The next frontier? Alexa. Competitors and industry analysts are closely watching Amazon’s voice-operated platform, wondering whether Amazon will use that rapidly growing arena to further steer consumers to its own brands.
In a voice test of various categories using the Amazon Echo devices last year, researchers at Bain & Co. found in categories in which Amazon offered a private-label product, Alexa recommended those products 17 percent of the time.

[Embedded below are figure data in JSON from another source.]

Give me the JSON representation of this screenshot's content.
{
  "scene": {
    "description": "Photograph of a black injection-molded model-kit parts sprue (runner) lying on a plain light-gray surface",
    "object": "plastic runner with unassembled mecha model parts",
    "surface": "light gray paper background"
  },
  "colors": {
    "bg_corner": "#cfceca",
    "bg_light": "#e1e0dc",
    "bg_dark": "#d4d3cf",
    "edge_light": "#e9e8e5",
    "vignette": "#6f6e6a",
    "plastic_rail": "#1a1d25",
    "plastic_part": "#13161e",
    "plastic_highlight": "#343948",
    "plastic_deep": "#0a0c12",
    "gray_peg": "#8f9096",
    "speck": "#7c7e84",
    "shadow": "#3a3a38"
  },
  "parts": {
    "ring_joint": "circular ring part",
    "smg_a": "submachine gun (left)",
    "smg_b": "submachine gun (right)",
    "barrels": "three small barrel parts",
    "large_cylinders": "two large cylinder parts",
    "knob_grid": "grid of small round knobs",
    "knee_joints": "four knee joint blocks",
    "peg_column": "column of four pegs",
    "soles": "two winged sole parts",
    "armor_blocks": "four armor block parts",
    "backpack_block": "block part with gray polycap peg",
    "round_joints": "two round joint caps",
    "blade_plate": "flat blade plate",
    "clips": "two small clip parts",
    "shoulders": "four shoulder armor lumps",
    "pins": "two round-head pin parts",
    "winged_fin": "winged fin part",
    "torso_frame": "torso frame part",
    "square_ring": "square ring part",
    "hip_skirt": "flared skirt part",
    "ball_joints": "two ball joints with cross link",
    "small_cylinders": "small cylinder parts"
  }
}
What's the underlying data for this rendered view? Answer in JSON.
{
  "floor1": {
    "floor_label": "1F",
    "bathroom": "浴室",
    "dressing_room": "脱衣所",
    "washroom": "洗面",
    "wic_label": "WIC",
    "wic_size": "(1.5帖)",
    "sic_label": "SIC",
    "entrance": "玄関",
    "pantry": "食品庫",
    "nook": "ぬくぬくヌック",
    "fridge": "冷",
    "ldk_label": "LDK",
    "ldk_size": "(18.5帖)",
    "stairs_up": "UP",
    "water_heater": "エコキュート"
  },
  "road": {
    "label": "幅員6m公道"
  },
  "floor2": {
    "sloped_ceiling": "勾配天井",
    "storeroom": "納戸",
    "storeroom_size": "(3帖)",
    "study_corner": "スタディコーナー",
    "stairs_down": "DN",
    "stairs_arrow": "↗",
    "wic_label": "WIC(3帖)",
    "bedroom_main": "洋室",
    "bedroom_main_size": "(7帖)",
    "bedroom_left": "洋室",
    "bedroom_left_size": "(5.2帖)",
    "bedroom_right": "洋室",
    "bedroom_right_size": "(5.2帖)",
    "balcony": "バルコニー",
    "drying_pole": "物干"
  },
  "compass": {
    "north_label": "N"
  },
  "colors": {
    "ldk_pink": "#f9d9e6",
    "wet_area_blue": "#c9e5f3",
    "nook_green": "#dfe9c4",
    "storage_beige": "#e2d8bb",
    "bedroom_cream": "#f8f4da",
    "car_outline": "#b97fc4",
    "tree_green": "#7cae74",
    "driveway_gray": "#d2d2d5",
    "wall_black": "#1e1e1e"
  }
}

Noting that the private-label goods represent only about 2 percent of total volume sold, the Bain researchers said, “the online retailer clearly positions its own private labels favorably in voice shopping.”
AN UNFAIR ADVANTAGE?
Early last year, The Yale Law Journal published a note that was simply titled “Amazon’s Antitrust Paradox.”
The essay, written by a law student named Lina Khan, argued, essentially, that the current framing of the nation’s antitrust laws have not evolved to deal with the market power of technology giants like Amazon.
Just a few weeks earlier, The Capitol Forum, a Washington-based news service that examines business and regulation, published an article arguing that Amazon risked antitrust enforcement by the Trump administration for using its algorithms and platform to promote its own products over “those of merchants that are dependent on Amazon’s platform and with whom Amazon competes.”
The articles fed into a growing debate among economists and lawyers around whether Amazon is displaying monopolistic or anti-competitive behaviour in its marketplace.
Amazon has two strong defences when these issues are raised.
At least since the 1970s, courts have been very sceptical of antitrust plaintiffs who can’t show that the challenged conduct would cause prices to go up or quality to go down. In this case, Amazon can argue, quite vehemently that, through its platform, consumers are paying lower prices, legal experts say.
And while Amazon’s brands have quickly gained market share on its platform in some areas, in other segments, such as apparel, they account for less than 1 percent of the inventory sold. And when broadened out to include brick-and-mortar stores, its online share of the battery market equals less than 5 percent. Until Amazon’s share of the total market starts to reach closer to 40 percent or more, it is difficult to argue there is an attempted-monopolisation case, say legal experts.
But if its private-label business grows as analysts expect it to do, could it face a legal challenge of whether it is a “monopsony”? In a monopsony, a large buyer controls a large proportion of the market and drives prices down.
“If Amazon is not making its competitors available on voice and Alexa, well, that sounds like possible exclusionary conduct to me,” Sagers said. “If a federal court could be convinced that there is a market for in-home, voice retail distribution and that Amazon controls it, then I think Amazon could be looking at a monopsony case.”
Still, others argue a dominant question in any sort of antitrust action has been whether the company’s actions or a planned merger would harm consumers.
“You have to show that the end game is some sort of consumer harm, either through higher prices or lower quality,” said Herbert Hovenkamp, an antitrust professor at the University of Pennsylvania Law School and the Wharton School. “And so far, Amazon doesn’t even show up on the radar screen when it comes to consumer harm.”